The Crypto Regulations you Haven't Heard About

What are the newest crypto regulations? And should you be afraid of holding crypto for upcoming regulations? Well...
by Yoaquim Boom
February 27, 2023

The Regulations you Haven't Yet Heard About

In this week’s report

  • Experts Weigh in on Potential Shortcomings of EU Crypto Regulation
  • Nigerian Central Bank Digital Currency (CBDCs) eNaira faces issues.
  • China shifts its stance on crypto. Markets flood with Asian firms.

European Regulation

The final vote on the European Union's Markets in Crypto Assets (MiCA) regulation has been delayed to April 2023 due to technical difficulties. While MiCA is on track to become the first comprehensive pan-European crypto framework, it is set to become effective only in 2024.

The current draft does not mention decentralized finance, lending, staking, or nonfungible tokens (NFTs), creating potential limitations to the regulation's efficacy.

MiCA lacks a distinct section dedicated to DeFi, leading to concerns that it is not an ideal regulatory framework for the decentralized sector.

Bittrex Global CEO Oliver Linch believes that DeFi is inherently unregulatable and, to some degree, a low priority for regulators. While the lack of a dedicated section for DeFi does not mean it is impossible to regulate, some stakeholders have concerns.

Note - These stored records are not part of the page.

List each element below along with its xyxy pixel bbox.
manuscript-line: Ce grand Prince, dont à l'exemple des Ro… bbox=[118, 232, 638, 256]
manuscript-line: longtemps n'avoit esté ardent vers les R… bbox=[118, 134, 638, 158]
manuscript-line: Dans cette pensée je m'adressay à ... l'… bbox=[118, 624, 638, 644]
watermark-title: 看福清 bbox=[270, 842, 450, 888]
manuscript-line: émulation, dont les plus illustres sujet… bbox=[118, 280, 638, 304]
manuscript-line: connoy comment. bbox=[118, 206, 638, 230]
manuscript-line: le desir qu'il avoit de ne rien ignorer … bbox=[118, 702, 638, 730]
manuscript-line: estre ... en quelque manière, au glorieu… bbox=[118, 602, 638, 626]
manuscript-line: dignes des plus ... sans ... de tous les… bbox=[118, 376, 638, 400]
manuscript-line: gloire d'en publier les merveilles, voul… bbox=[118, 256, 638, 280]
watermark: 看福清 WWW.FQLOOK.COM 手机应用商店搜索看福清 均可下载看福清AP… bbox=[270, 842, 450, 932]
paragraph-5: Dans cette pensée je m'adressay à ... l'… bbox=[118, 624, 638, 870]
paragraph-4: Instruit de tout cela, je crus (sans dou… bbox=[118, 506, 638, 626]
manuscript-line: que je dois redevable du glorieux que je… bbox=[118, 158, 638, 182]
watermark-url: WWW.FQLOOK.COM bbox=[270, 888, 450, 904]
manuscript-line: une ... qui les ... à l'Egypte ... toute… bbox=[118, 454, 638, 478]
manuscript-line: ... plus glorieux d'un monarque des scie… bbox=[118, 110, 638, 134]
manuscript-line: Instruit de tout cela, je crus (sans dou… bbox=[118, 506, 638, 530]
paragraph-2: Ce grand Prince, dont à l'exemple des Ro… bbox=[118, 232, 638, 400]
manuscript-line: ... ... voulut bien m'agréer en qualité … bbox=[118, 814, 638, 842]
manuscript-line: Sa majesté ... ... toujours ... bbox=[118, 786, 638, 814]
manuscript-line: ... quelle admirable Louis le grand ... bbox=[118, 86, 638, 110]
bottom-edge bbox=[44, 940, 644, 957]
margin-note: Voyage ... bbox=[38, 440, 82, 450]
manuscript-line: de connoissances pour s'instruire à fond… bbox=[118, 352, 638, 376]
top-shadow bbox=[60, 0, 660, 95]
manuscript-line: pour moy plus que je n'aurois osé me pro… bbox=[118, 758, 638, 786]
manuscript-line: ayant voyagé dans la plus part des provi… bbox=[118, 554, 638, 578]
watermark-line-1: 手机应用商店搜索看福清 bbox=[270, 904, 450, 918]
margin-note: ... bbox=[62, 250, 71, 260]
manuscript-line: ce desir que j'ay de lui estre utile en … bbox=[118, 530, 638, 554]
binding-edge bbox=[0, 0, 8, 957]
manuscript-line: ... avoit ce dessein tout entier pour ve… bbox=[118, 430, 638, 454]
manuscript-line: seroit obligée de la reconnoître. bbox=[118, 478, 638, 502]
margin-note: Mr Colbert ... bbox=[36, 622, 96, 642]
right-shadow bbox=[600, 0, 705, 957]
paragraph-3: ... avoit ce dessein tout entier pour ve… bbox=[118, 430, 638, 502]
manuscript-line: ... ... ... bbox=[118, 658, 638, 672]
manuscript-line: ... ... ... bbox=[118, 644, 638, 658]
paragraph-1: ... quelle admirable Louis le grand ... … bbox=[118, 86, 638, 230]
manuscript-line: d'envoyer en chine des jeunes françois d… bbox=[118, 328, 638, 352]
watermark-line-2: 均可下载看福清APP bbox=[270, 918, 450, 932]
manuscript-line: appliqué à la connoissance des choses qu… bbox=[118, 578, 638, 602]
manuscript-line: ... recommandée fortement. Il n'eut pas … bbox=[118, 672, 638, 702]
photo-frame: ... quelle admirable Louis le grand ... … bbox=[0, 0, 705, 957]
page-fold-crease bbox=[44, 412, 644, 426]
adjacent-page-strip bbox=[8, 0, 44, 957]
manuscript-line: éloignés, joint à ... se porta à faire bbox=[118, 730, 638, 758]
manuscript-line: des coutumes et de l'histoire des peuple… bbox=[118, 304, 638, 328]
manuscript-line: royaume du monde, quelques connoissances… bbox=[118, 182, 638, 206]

The MiCA regulation's lack of clarity on lending, staking, and NFTs is also concerning to stakeholders. Despite moderate optimism from the crypto industry, some question whether MiCA, with its existing imperfections, could qualify as a truly comprehensive framework by 2024.

Concerns have been raised about the potential need for a "MiCA-2" that can address the shortcomings of the current framework.

We are yet to see the actual effects of these bills, often in the cryptocurrency space we see these regulatory events only have an effect on the market symbolically.

CBDCs in Nigeria

Early in April 2022 we saw Nigeria attempt to roll out their own digital currency, the eNaira.

Yet, it was a major failure.

But in December 2022 Nigeria did a second rollout, in which they began their path to limit ATM withdrawals to $45 per day (per person) to force their government-controlled digital currency called eNaira.

The current limits stand at weekly cash withdrawals from banks are now limited to $225 and $1,125 for corporations. With an incurred fee if more is withdrawn from the ATM.

Nigeria's eNaira faces new challenges as the country seeks a new technology partner to manage its central bank digital currency (CBDC).

The Central Bank of Nigeria (CBN) wants to develop its proprietary software to control the underlying technology, rather than relying on U.S. firm Bitt Inc., which developed the eNaira.

Nigeria aims to increase the adoption of its CBDC by increasing control over its technology.

Currently the eNaira is only being used by 0.5% of Nigeria's population.

Nigeria's population is considered to be the most crypto-savvy on the African continent, with more than a third owning or trading cryptocurrencies.

The country is also moving forward with new regulations for non-governmental crypto.

China Softens Stance On Crypto

So, although China has been cracking down on cryptocurrencies on the mainland, it appears to be adopting a gentler approach to Hong Kong's hopes to become a crypto powerhouse.

Hong Kong is a Chinese Special Administrative Area with its own set of laws and government.

In contrast to China's extensive crypto prohibition, the Hong Kong government raised the notion of presenting its own bill to regulate crypto and enable ordinary investors to "directly invest in virtual assets" last October.

Reportedly, Beijing authorities have not been outright hostile to the notion, and members from the China Liaison Office have been attending Hong Kong crypto conferences to learn more.

According to a Bloomberg story, their interactions with Beijing authorities on the subject have been cordial, implying that China may be willing to use Hong Kong as a crypto testing ground.

National People's Congress member and digital asset lawyer Nick Chan stated that Hong Kong is allowed to pursue its own interests as long as it does not break the "bottom line" and endangers China's financial stability.

On February 20, Hong Kong's Securities and Futures Commission unveiled a new crypto licensing framework, proposing that all centralized exchanges operating in the territory obtain a license from the regulator.

Several crypto firms are looking to expand into the city as a result of the current regulatory push. Hong Kong's planned crypto licensing scheme also includes the provision of approved cryptocurrency trading platforms to retail traders.

This decision was taken in response to public comments indicating that restricting Hong Kongers access to cryptocurrency exchanges may force them to trade on unregulated offshore platforms.

This leads to the question: how much Hong Kong money can we expect to flood or have flooded the crypto markets?